The Times of India: March, 2015
Kolkata: Jindal ITF plans to invest nearly Rs 500 crore to take its transloading operations further in Haldia. The company, which is already moving imported coal in barges to NTPC's power plants in Farakka and Kahalgaon from the Sandheads, plans to transload cargo at the deep-drafted location at Kanika Sands and bring it to Haldia. It has quoted a rate of Rs 366 per tonne of cargo to the Haldia Dock Complex (HDC) of Kolkata Port Trust (KoPT) in a tender process that ended recently. HDC is sending the proposal to KoPT's Board of Trustees for approval.
"Apart from Rs 366 per tonne, the company proposes to charge about Rs 235 (as per Tariff Authority for Major Ports rate) and port charges from the shippers. This will come to nearly Rs 800 per tonne. The going rate is between Rs 900 and Rs 1,000 per tonne. The company's rate should be attractive to shippers. The total investment by the company will be to the tune of Rs 500 crore," a senior HDC official said.
The port hopes to handle an additional cargo of 5 million tonnes in 2015-16 if all goes well with transloading of cargo at Kanika Sands. There is more in store for Haldia. The Inland Waterways Authority of India (IWAI) also plans to set up India's first Inland Water Transport (IWT) hub at Haldia at a cost of nearly Rs 750 crore. Haldia is the start of National Waterway 1 that moves upstream up to Allahabad. The Government of India has stressed on making better use of the waterway for movement of goods and tourism.
"Haldia is the gateway through which cargo can move upstream.
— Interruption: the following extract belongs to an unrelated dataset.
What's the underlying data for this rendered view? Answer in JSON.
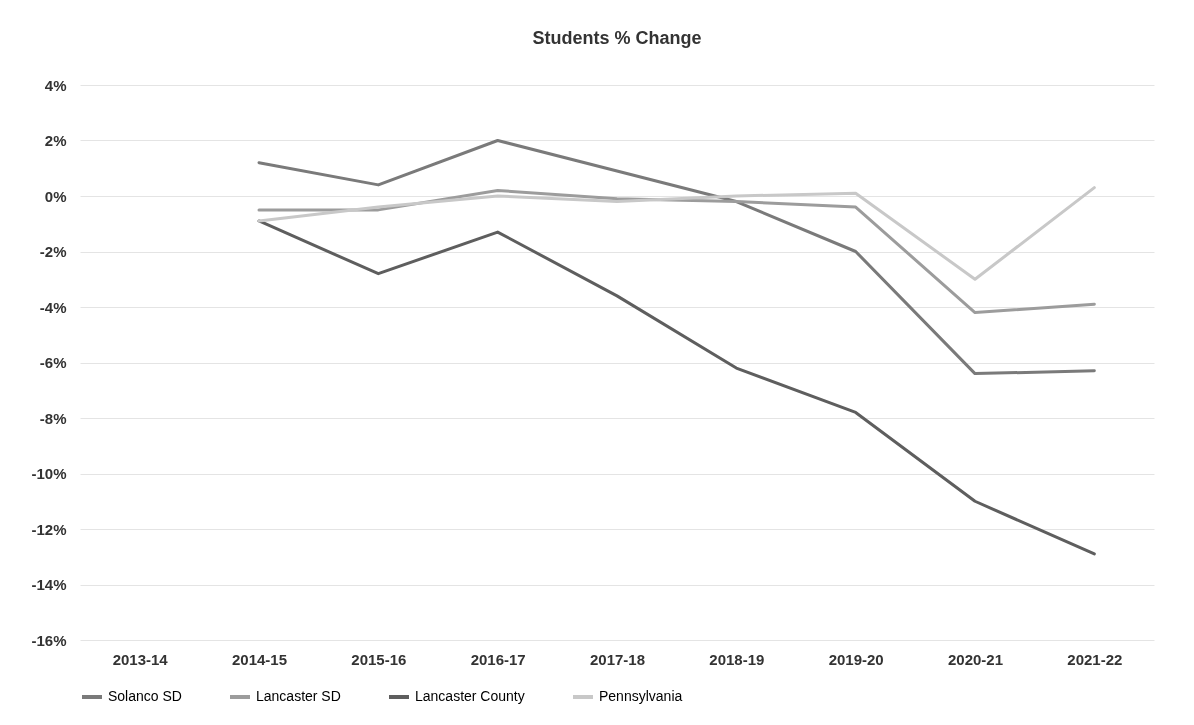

IWAI is in talks with the International Finance Corporation, a member of the World Bank, for finances. KoPT has offered 25 acres for the project that will mean a lot for the state and Haldia in particular," the official added.
HDC, which handled nearly 28 million tonnes in 2013-14, hopes to clear the 30 million tonne bar in 2014-15. In 2015-16, it plans to move 34-35 million tonnes. For this, it is floating tenders for barge and fly ash jetties and an outer terminal for dry bulk cargo. These will add to the total investment figure. These jetties will reduce congestion as ships won't need to enter the impounded docks.
"The fly-ash jetties should be in place by December and the outer terminal by 2016-17. We can then think of handling 36-37 million tonnes of cargo. There will also be investment for a Floating Storage Offshore (FSO) unit for which a feasibility report has also been proposed. This will effectively mean a storage tank for petroleum in the sea into which large crude carriers can pump in their cargo. Smaller daughter vessels can then carry them to Haldia. There is demand for nearly 5 million tonnes of petroleum oil and other liquids (POL) here. Of this, 3 million tonnes move through HDC. Once the FSO is in place, we will be able to handle the remaining 2 million tonnes as well," the official said.